The Agitator, edited by Jay Fox, began as a project of the Home Colony, a Washington state radical and anarchist intentional community established on an isolated part of the Puget Sound in the 1890s. Here, the introductory issue describes the colony to readers.
‘Home’ from The Agitator. Vol. 1 No. 1. November 15, 1910.
A census of Home shows a population of 213 in 68 homes. There are 75 children, an average of a little over one for each home. The lowest average of children for any community in the world.
There are three co-operative stores; a hall, school, print shop, a bi-monthly paper, a wharf and warehouse. To the outside world Home is a colony of cranks “Crank” is a very convenient term with which to brand those who don’t follow the calf path of convention. In reality it is a colony of very sensible people who mind their own business to a greater extent, and therefore are not quite so busy as the residents of other communities in which we have lived.
Fifteen years ago three pilgrim families landed here, built shacks on the shore and began hewing their way into the dense forest of giant evergreens. Like the pilgrims of old their principal capital was a hardy courage. But, unlike the plymouth rockites, they did not set up a code of law. They bought some land, took two acres each and left the rest for others who, tired of the tangle of civilization, would come seeking refuge in the woods. Others came and, as like attracts like, they too were of the no rule order of intellect, and presently there was an Anarchist colony; and magazine writers were coming to study this new order of genus homo for the diversion of their silk robed readers. Anarchists with land and homes, dynamiting stumps instead of kings! Marvelous revelation for magazinedom.

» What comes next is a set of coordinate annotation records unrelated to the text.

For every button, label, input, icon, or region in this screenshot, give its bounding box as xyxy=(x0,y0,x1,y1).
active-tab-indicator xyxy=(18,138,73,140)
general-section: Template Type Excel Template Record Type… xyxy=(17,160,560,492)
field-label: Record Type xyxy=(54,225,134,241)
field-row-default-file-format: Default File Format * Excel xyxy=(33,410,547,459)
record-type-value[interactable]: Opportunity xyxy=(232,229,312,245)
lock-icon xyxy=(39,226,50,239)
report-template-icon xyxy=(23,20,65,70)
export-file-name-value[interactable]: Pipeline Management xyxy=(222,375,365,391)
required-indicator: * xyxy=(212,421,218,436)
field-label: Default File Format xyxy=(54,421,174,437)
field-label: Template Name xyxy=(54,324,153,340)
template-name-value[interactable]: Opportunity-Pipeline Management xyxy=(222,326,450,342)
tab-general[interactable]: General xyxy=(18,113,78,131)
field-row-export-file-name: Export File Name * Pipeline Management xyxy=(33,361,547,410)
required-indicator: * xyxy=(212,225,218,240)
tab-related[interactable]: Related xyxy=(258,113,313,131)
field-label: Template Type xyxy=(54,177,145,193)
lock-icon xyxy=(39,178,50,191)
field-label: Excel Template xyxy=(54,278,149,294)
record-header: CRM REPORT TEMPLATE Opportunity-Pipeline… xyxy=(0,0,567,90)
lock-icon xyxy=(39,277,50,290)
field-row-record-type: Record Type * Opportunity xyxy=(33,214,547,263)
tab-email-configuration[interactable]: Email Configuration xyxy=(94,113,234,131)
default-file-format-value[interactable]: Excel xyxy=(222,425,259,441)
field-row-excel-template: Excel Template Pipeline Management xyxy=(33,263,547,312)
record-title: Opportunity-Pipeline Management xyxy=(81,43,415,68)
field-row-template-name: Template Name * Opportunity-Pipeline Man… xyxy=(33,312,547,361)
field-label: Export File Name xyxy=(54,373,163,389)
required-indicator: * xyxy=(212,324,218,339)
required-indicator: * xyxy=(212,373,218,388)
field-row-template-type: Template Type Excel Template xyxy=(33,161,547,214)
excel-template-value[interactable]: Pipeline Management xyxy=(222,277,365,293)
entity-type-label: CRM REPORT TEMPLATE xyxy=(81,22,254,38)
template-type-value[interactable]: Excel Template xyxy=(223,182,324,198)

This colony differs from other colonies in that it was not started with the object of proving anything. It grew naturally, as all things should grow; and having grown in this way whatever it does prove counts. A colony evolved under the high pressure of fixed ideas seldom proves anything but a failure. Where is Ruskin, Burley, Equality, etc., those flowers of the utopian mind? All gone to seed.

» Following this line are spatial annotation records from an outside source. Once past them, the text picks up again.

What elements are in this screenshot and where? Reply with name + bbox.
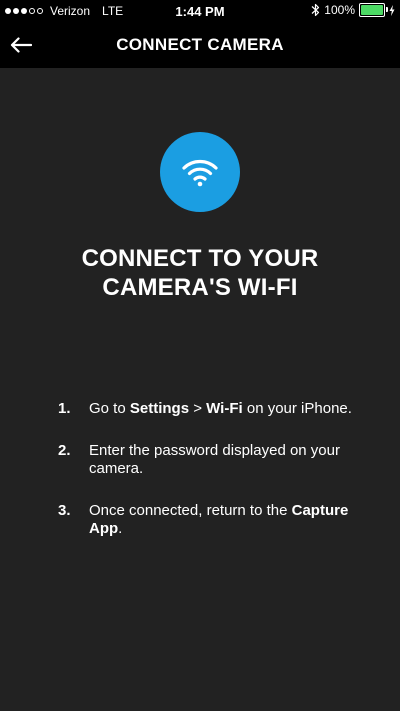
step-text-part: on your iPhone. xyxy=(242,400,352,417)
step-item: 3. Once connected, return to the Capture… xyxy=(58,502,358,538)
step-number: 1. xyxy=(58,400,71,417)
headline-line-2: CAMERA'S WI-FI xyxy=(102,274,298,301)
step-item: 2. Enter the password displayed on your … xyxy=(58,442,358,478)
battery-percent: 100% xyxy=(324,3,355,17)
battery-icon xyxy=(359,3,388,17)
settings-label: Settings xyxy=(129,400,190,417)
bluetooth-icon xyxy=(311,3,320,17)
battery-tip xyxy=(386,7,388,12)
navigation-header: CONNECT CAMERA xyxy=(0,22,400,68)
step-text: Go to Settings > Wi-Fi on your iPhone. xyxy=(89,400,352,417)
wifi-badge xyxy=(160,132,240,212)
step-number: 3. xyxy=(58,502,71,519)
wifi-icon xyxy=(182,160,218,187)
step-text-part: > xyxy=(189,400,207,417)
connect-camera-screen: Verizon LTE 1:44 PM 100% CONNECT CAMERA … xyxy=(0,0,400,711)
status-bar: Verizon LTE 1:44 PM 100% xyxy=(0,0,400,22)
page-title: CONNECT CAMERA xyxy=(116,35,284,54)
headline: CONNECT TO YOUR CAMERA'S WI-FI xyxy=(20,244,380,302)
top-bar: Verizon LTE 1:44 PM 100% CONNECT CAMERA xyxy=(0,0,400,68)
wifi-label: Wi-Fi xyxy=(206,400,243,417)
step-number: 2. xyxy=(58,442,71,459)
step-item: 1. Go to Settings > Wi-Fi on your iPhone… xyxy=(58,400,358,418)
step-text: Enter the password displayed on your cam… xyxy=(89,442,340,477)
battery-fill xyxy=(361,5,383,15)
status-right: 100% xyxy=(311,3,395,17)
step-text-part: Go to xyxy=(89,400,130,417)
headline-line-1: CONNECT TO YOUR xyxy=(81,245,319,272)
instruction-steps: 1. Go to Settings > Wi-Fi on your iPhone… xyxy=(58,400,358,562)
step-text-part: Once connected, return to the xyxy=(89,502,292,519)
step-text-part: . xyxy=(118,520,123,537)
step-text: Once connected, return to the Capture Ap… xyxy=(89,502,348,537)
charging-icon xyxy=(389,4,395,16)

Home has proven one thing very clearly: that the only sound rule to start a colony on is freedom. Home is not perfect, mistakes have been made, there is room for improvement. Yet it stands out in bold relief a living, practical example of the beauty, the wisdom of applied freedom.

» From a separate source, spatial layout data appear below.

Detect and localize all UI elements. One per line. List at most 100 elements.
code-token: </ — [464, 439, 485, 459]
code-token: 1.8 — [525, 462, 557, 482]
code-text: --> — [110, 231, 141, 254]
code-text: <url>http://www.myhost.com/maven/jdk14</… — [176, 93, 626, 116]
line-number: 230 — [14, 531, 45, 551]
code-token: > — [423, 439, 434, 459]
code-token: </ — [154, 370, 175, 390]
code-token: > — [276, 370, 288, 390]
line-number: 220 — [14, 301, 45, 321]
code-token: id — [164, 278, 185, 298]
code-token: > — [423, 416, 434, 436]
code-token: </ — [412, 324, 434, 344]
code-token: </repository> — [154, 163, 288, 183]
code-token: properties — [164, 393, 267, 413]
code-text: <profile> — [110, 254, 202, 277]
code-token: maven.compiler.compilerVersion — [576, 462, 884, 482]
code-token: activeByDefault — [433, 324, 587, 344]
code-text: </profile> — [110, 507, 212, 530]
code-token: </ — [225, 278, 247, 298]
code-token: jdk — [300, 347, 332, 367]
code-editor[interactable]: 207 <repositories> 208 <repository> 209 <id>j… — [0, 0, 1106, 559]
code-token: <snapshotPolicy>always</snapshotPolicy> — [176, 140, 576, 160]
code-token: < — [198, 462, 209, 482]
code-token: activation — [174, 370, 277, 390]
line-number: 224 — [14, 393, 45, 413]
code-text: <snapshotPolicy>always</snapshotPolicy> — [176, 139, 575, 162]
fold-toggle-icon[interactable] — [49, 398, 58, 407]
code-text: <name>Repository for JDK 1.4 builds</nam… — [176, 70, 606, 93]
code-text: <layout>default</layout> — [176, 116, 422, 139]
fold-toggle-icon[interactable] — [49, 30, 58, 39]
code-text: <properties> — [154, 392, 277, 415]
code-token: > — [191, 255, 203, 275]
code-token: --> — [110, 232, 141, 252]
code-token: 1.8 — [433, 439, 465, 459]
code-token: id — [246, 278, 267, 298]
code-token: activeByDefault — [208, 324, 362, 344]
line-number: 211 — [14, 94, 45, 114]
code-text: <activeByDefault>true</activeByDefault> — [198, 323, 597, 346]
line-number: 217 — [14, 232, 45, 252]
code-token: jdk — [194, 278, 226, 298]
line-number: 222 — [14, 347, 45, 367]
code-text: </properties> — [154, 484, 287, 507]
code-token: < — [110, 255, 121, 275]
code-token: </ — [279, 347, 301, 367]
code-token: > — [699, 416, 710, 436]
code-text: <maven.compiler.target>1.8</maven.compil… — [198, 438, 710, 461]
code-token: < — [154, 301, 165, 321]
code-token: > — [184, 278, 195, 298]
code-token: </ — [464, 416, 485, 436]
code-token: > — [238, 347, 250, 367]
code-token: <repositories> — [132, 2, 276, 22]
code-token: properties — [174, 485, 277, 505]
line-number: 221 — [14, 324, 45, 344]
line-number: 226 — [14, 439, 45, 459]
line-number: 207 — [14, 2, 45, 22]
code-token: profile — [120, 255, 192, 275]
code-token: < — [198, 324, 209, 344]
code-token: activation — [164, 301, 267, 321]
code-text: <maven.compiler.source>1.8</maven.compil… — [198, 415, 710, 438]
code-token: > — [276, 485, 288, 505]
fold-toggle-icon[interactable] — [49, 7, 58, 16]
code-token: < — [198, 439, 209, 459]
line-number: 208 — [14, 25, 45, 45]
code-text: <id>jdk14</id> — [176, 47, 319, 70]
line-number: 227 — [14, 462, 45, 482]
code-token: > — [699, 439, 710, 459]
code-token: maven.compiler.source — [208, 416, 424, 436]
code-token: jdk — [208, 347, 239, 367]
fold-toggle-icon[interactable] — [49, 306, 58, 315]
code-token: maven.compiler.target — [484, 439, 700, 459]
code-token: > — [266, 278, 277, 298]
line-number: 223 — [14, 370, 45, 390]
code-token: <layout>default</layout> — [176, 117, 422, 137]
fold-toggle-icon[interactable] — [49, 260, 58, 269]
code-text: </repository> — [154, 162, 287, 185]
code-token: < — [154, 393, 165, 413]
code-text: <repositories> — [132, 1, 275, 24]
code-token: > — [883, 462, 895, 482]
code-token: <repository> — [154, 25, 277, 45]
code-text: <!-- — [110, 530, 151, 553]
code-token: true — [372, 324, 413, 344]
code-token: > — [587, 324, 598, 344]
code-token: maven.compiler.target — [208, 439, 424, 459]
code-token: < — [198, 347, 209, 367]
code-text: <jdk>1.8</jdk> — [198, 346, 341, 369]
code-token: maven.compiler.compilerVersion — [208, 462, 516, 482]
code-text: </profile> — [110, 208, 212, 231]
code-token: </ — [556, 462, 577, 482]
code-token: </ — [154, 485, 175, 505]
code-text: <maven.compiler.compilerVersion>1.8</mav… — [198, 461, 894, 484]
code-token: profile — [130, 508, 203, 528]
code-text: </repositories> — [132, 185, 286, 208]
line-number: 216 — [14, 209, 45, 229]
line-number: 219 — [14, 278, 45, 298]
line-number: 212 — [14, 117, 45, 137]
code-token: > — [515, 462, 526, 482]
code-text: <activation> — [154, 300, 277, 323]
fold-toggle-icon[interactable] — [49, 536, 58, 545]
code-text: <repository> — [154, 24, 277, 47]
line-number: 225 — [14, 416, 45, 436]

“Liberty under the law,” said Governor Morris to the old colonists. “Liberty THE law” say the Home colonists. The old colonists burned witches, the Home colonists burn stumps. It is truly surprising the amount of freedom a neighbor may indulge in without blighting ones’ morals or potato patch. It has been asserted that the people of Home have no morals, that the place is a seething mess of immorality, and therefore the exercise of freedom can do no harm. But morality is merely a state of mind, a matter of opinion, age or geography.
Home is very nicely situated on the placid waters of Puget Sound, where the climate is mild, but watery in winter; yet it has the disadvantages common to all densely wooded countries. Clearing land is intensely hard work. Only great strength and courage dare attempt the cutting and rooting up of the big trees, many of them six to eight feet in diameter.
The cry, “back to the land,” sounds well and the greater part of the people that are now flocking to the cities like moths to the lamp, must eventually return to the land, but under the present system where the workers are deprived of the use of modern tools two acres and liberty means very hard work.
The Syndicalist began as The Agitator, based in the Washington state anarchist community of Home. With writers like Earl Ford, JW Johnstone, and William Z Foster it was inspired by the revolutionary syndicalism of the French CGT, they felt they were political competitors to the IWW and in early 1912, Foster and others created the Syndicalist Militant Minority Leagues in Chicago with chapters soon forming in Kansas City, Omaha, Minneapolis, St. Louis, Denver, Seattle, Tacoma, Vancouver, San Francisco, and Los Angeles. They renamed The Agitator The Syndicalist as the paper of the Syndicalist League of North America with Jay Fox as editor. The group then focused on the AFL. The Syndicalist ceased publication in September 1913 with some going on to form the International Trade Union Educational League in January 1915. While only briefly an organization, the SLNA had a host of future important leaders of the Communist movement. Like Foster, Tom Mooney and Earl Browder who were also members.